Muchos encuentros de la vida del movimiento nos han habituado a escuchar algunos fragmentos musicales. Entre ellos la obra maestra schubertiana.
Franz Schubert entendía la música como compañía, Jugar de relaciones humanas verdaderas: toda su existencia, sus Lieder, las «schubertiadas» (reuniones musicales en casa de amigos) fueron un camino incesante en tal dirección. Una lacerante invocación de ayuda es también su Octava Sinfonía (Incompleta), una extraordinaria composición que representa un unicum en la historia de la música, compuesta en tomo a 1824 cuando Beethoven ya ha escrito todas sus sinfonías. La forma sinfónica, después de él, ya no podrá ser la misma. De hecho con la Incompleta, Schubert recorre caminos absolutamente vírgenes.
La realidad se manifiesta al joven Franz de manera misteriosa, imprevisible, despiadada: con 27 años Schubert se encuentra permanentemente en dificultades económicas, incapaz de organizarse profesionalmente, desarmado culturalmente, socialmente ingenuo (la Incompleta fue hallada casualmente e interpretada sólo 21 años después de su muerte), los amigos le han abandonado y se han ido en busca de fortuna, su salud es precaria (el mal de la sífilis lo destruye silenciosamente: morirá a causa de ello cuatro años más tarde), el futuro se le presenta como un gran interrogante. ¿Por qué todo esto? El significado parece inalcanzable. Conviene entonces intentar otros caminos, vías
nuevas, desconocidas.
La instrumentación de la Incompleta es nueva (adquieren gran relieve los instrumentos de viento, singularísimo el empastar las trompas y cornetas, atrevidas las soluciones tímbricas), el canto inédito, nuevas las relaciones internas de fuerza, modernas las tensiones dialécticas (la forma de sonata es ignorada a propósito): Schubert yuxtapone episodios, dilata un núcleo generador que retoma periódicamente; fija un centro al que mirar y se mueve desde allí.

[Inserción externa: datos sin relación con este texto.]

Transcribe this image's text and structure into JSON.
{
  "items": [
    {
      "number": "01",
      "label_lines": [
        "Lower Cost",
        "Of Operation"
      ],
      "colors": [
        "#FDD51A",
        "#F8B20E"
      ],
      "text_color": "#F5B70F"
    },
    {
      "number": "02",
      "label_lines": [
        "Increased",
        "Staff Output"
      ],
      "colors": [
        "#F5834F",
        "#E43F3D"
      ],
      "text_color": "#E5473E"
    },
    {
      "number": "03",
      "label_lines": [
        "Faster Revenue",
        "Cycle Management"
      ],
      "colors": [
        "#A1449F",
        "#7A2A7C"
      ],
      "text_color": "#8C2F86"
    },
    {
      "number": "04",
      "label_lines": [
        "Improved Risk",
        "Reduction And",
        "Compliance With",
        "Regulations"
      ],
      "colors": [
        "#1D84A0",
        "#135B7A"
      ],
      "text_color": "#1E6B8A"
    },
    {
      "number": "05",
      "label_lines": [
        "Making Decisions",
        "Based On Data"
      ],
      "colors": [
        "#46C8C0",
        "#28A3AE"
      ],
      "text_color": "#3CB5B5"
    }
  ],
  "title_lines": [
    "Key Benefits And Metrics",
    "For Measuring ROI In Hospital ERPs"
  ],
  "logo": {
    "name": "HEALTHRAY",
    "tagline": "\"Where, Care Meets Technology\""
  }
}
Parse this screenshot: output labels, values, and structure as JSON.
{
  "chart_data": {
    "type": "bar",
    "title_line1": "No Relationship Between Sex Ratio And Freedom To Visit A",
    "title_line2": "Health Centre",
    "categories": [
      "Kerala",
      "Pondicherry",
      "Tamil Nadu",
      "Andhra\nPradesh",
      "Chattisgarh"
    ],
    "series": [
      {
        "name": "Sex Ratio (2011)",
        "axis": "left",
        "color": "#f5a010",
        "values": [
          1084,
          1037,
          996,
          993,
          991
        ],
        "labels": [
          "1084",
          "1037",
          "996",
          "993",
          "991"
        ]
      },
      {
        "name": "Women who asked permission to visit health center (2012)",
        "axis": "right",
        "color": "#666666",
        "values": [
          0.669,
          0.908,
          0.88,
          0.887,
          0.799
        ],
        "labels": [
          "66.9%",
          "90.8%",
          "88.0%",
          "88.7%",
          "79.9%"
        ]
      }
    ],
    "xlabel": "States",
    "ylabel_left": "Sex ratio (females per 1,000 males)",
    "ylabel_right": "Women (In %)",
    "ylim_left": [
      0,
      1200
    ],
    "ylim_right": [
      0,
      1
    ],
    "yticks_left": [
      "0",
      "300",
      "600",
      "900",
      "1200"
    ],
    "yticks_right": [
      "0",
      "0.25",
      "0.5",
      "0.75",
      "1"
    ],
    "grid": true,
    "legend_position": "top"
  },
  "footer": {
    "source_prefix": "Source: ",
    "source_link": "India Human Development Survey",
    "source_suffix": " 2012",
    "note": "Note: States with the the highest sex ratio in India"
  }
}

Todo es inaudito, desde el comienzo: no se da una manifestación de poder como suele ser típico en todas las sinfonías románticas, ni una orquesta orgullosa y petulante. Y mucho menos un melas vienés. Aquí, por el contrario, aparece algo como procedente de una lejanía remota, un sonido velado, una luz de luna filtrada por rejas: la melodía de Schubert nace del corazón de la noche, allí en las cajas sonoras oscuras de los violoncelos y contrabajos. A aquel canto enigmático, melancólico, evasivo, salido de las regiones graves de la orquesta, responde, suspendida en un aria de Sera del dì di festa de Leopardi, una melodía inerme y tierna enunciada por el oboe y el clarinete (tema 1º); el segundo tema recuerda, por el contrario, a una danza del país por los ritmos populares: es la infancia de Schubert, el lugar que siempre ha buscado.
El segundo movimiento (Adagio) se desarrolla lento como una procesión, asciende al cielo con un batir de alas heridas (síncopas) acariciando el silencio, es rico en pausas.
¿A dónde nos lleva Franz Schubert? ¿Hacia dónde se levanta la voz herida y suplicante de la Incompleta? Se da en este trabajo una esencialidad de iglesia románica y, al mismo tiempo, una solemnidad de Capilla Sixtina. Tristeza sin límites, un frasear destructor, circularidad. Hay mucho que huye, que no se deja aferrar. La Incompleta multiplica los planos estructurales y de lectura como en un juego de espejos: la forma es abierta, podría continuar o interrumpirse en cualquier momento. Está suspendida sobre una perspectiva de infinito.
Schubert abandona la lógica rectilínea y dramática del clasicismo en favor de una dimensión vertical, contemplativa. La pregunta de Schubert es angustiosa: quiere evadirse de la soledad y de la extrañeza que vive e intuye en la lejanía. Schubert se yergue desesperado en busca de una Compañía a la que niega de palabra (en el Credo de sus Misas omite Et unam, sanctam, catholicam et apostolicam Ecclesiam, y en el Oratorio Lazarus se para antes de la resurrección), pero que de alguna forma, a pesar de todo, afirma. La Incompleta no se terminó nunca: aún hoy no sabemos por qué.